A Complete System of Cookery (1816):
My recipe:

3 cups blanched slivered almonds (about 12 ounces)
1 ½ cups granulated sugar
3-4 egg whites
1 teaspoon almond extract (for Ratafia Biscuits; Leave out for period Macaroons)

Heat oven to 325º. Line your cookie sheet/s with parchment paper or a Silpat® sheet (they will stick to an ungreased sheet and spread too much on a greased one).

Put the almonds into food processor fitted with the metal chopping blade; process 1 minute. Add sugar; process 15 seconds longer. Add whites and extract (if using); process until the paste wads around blade. Scrape sides and corners of workbowl with spatula; process until stiff but cohesive, malleable paste (similar in consistency to marzipan or pasta dough) forms, about 5 seconds longer. If mixture is crumbly or dry, turn machine back on and add water by drops through feeder tube until proper consistency is reached.

Make balls of dough about the size of a walnut for each cookie, form a dozen cookies upon each paper-lined sheet, spacing the cookies 1 ½ inches apart.

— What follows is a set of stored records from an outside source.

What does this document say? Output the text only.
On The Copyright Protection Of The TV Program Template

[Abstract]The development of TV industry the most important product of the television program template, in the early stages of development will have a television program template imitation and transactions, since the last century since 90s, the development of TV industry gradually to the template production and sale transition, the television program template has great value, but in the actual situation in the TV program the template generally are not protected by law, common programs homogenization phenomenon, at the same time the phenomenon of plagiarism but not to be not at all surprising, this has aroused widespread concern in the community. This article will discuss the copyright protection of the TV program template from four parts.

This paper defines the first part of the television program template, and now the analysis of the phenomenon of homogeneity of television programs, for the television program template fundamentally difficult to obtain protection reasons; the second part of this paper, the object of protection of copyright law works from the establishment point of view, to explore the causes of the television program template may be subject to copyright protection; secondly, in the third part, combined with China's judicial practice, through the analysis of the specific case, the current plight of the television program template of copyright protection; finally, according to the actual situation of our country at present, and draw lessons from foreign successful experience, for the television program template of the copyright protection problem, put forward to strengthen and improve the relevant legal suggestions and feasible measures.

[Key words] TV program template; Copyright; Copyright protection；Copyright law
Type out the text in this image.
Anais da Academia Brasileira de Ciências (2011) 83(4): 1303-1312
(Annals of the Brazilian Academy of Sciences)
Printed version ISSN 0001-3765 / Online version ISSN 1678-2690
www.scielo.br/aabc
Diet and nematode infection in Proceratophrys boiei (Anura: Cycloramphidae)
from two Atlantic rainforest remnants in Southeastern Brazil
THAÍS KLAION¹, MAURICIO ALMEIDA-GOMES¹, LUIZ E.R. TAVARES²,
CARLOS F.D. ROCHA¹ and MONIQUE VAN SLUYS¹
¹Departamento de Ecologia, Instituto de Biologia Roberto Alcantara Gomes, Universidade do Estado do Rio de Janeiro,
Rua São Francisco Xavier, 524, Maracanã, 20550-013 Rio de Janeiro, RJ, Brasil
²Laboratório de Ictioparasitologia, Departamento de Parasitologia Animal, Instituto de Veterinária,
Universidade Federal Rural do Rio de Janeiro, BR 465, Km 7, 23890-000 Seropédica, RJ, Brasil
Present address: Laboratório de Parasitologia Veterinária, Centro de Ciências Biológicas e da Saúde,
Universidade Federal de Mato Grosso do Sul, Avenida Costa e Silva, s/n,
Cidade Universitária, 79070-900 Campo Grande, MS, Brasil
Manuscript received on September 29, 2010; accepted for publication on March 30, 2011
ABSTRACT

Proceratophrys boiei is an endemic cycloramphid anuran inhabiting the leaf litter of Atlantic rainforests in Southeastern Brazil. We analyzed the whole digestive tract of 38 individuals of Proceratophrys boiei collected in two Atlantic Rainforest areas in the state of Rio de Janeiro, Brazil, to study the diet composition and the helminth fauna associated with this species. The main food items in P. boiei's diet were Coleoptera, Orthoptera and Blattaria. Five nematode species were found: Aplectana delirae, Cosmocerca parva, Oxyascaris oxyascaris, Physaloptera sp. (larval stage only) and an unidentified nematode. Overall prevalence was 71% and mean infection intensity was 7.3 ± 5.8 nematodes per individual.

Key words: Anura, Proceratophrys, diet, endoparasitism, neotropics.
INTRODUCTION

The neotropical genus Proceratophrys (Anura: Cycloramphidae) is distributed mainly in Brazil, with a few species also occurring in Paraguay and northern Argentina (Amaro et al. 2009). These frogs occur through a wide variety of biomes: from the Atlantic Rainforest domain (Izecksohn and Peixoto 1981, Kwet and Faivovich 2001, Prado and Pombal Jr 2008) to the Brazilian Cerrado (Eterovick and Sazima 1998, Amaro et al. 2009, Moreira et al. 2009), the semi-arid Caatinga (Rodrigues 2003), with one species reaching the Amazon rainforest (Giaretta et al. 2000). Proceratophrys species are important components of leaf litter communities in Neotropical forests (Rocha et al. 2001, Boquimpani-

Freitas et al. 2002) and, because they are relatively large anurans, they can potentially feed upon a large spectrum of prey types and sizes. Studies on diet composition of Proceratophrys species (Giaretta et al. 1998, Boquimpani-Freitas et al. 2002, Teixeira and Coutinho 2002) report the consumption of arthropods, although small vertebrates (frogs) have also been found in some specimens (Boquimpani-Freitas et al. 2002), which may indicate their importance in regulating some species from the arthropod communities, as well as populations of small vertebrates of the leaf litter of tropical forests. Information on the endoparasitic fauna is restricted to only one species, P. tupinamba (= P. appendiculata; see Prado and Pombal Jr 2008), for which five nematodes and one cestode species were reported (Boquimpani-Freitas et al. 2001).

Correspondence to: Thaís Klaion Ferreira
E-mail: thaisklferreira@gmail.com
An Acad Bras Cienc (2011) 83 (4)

You can drop the paste from a spoon or for a neater look, roll it into 1-inch balls between your palms . (Rinse and dry your hands if they become too sticky; slightly damp hands or oiled hands keep the dough from sticking too badly.)
Bake until golden brown: 20 to 25 minutes. If overbaked, macaroons will dry out rather quickly when stored. Leave macaroons on papers until completely cooled or else they may tear. Store in an airtight container.

My friends’ reactions:

Everyone really liked them, though there were differences as to which one was preferred. Something about the addition of the almond extract intensified the sweetness of the cookie. Several people like the more subtle flavor of the macaroon as opposed to the strong almond flavor of the Ratafia Biscuit. We all agreed that they were both great with a glass of whisky.

I really love this kind of hands-on exploration of my characters' world, and it’s something I can do here on “my” side of the pond (much as I’d rather be romping around England taking pictures and visiting historical sites and museums). And yes, I do picture the hero of my newly released novel eating Ratafia Biscuits while lounging around and drinking far too much whisky.

5 Comments:

Blogger Amanda Elyot said...

Delicious post, Kalen! Ratafia cakes (and the bitter almond/prussic acid issue) figure rather importantly in my Georgian time-travel, BY A LADY. But I'd never tasted them. Now I just may give it a whirl!

3:39 AM  
Blogger Louisa Cornell said...

Sounds scrumptious, Kalen! My hero in LOST IN LOVE has a real sweet tooth and is always snatching an extra biscuit or tart from the tea tray to his wife and mother's amusement. I am really looking forward to the kickshaws workshop!

6:48 AM  
OpenID meopta said...

I wonder why we stopped using apricot kernels. The almonds are obviously a second choice in the first recipe. My kids love these pastries from europe that have apricot kernels ground up and used as part of the filling - they don't taste apricot at all, but cinnamon and 'other'. Delicious.

9:33 AM  
Blogger Kalen Hughes said...

They were super easy to make (with the use of a modern food processor, LOL!) and they're really tasty.

I think almonds are simply far easier to get than apricot kernels. I live in CA where we grow A LOT of apricots, but I was unable to find kernels anywhere (also, I think they're a source of cyanide, so that may why you can't obtain them easily).

9:40 AM  
Anonymous Julia Justiss said...

Kalen, they sound delicious. I'm looking forward to sampling all the refreshments at the Historical Writers conference (as if I needed anymore biscuits, given my fatal passion for Oreos...

Just picked up your new release and can't wait to read it. IMHO, you are one of the very very few who can combine high sensuality with a real flavor of the Regency period. All too often, the spicer the read, the less authentic it feels. Bravo, bravo!